JuliaDB.jl
JuliaDB.jl copied to clipboard
`groupby(identity, ...)` and `groupjoin` should create table of tables
This seems to be more useful generally! I think the cost incurred in the extra allocation is negligible.
We should only keep the table indexed by only those columns for which doing so incurs no further reordering. (i.e. trailing indexed columns appear in the groups)
A possible optimization here would be storing data for all the tables in a single long Columns object and constructing the table with views of this big Columns object.
In case it is of interest, here's an example of an experimental implementation in Python called "Dee" (which is trying to implement something called The Third Manifesto).

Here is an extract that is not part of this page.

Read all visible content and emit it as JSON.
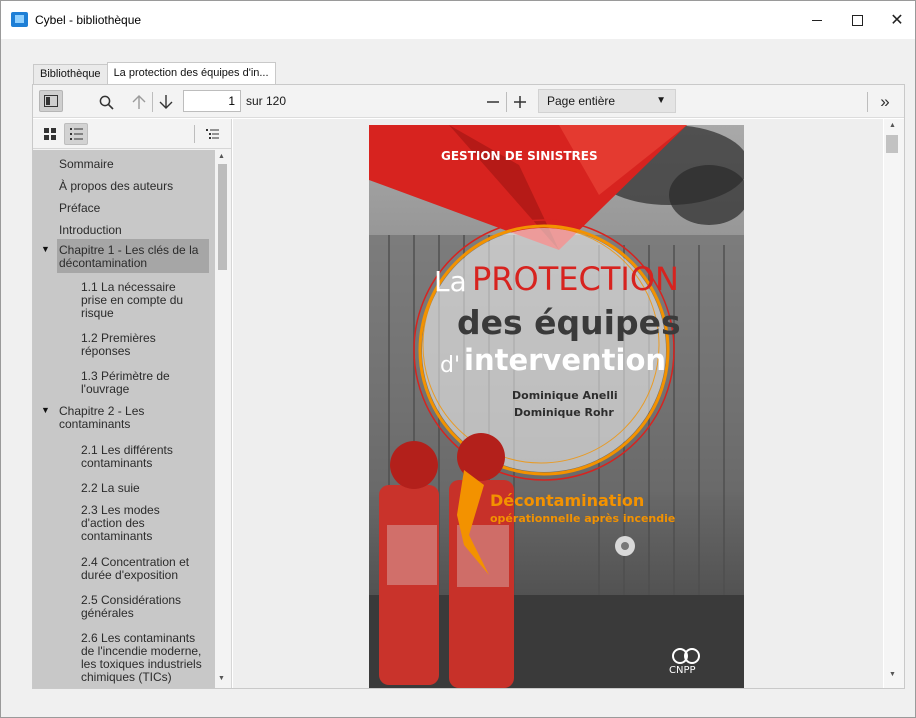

http://www.quicksort.co.uk/DeeDoc.html#grouping-and-ungrouping-group-ungroup
I simply like the ASCII printing of the nested tables here (possibly unwieldy with more data...), something appealed to me about it:
>>> A = GROUP(IS_CALLED, ['StudentId'], 'StudentIds')
>>> print A
+----------+---------------+
| Name | StudentIds |
+==========+===============+
| Anne | +-----------+ |
| | | StudentId | |
| | +===========+ |
| | | S1 | |
| | +-----------+ |
| Boris | +-----------+ |
| | | StudentId | |
| | +===========+ |
| | | S2 | |
| | | S5 | |
| | +-----------+ |
| Cindy | +-----------+ |
| | | StudentId | |
| | +===========+ |
| | | S3 | |
| | +-----------+ |
| Devinder | +-----------+ |
| | | StudentId | |
| | +===========+ |
| | | S4 | |
| | +-----------+ |
+----------+---------------+
After thinking a bit more, I think it's a very good idea: I often end up calling table anyway inside the groupby function as I want to do something that is not implemented for Columns (and to a complete inexperienced user it may be a tougher problem to overcome). Plus, right now we sometimes end up losing some sortedness information for no reason.
One thing that I just ran into: an advantage of Columns is that tables do not allow df[I] where I is a vector of booleans or an unsorted vector. We should probably fix the first case and allow the second if df does not have any primary keys.
I often end up calling
tableanyway inside thegroupbyfunction as I want to do something that is not implemented forColumns(and to a complete inexperienced user it may be a tougher problem to overcome)
~~How exactly do you convert a group into a table (inexperienced user here)?~~ (figured it out)
I currently do x = groupby(identity, ... and then iterate over the groups in x with for gr in x. I then need to further group gr on a secondary grouping factor, and loop over those...
btw, groupby function in DataFrames.jl is much faster than JuliaDB.jl's. Why?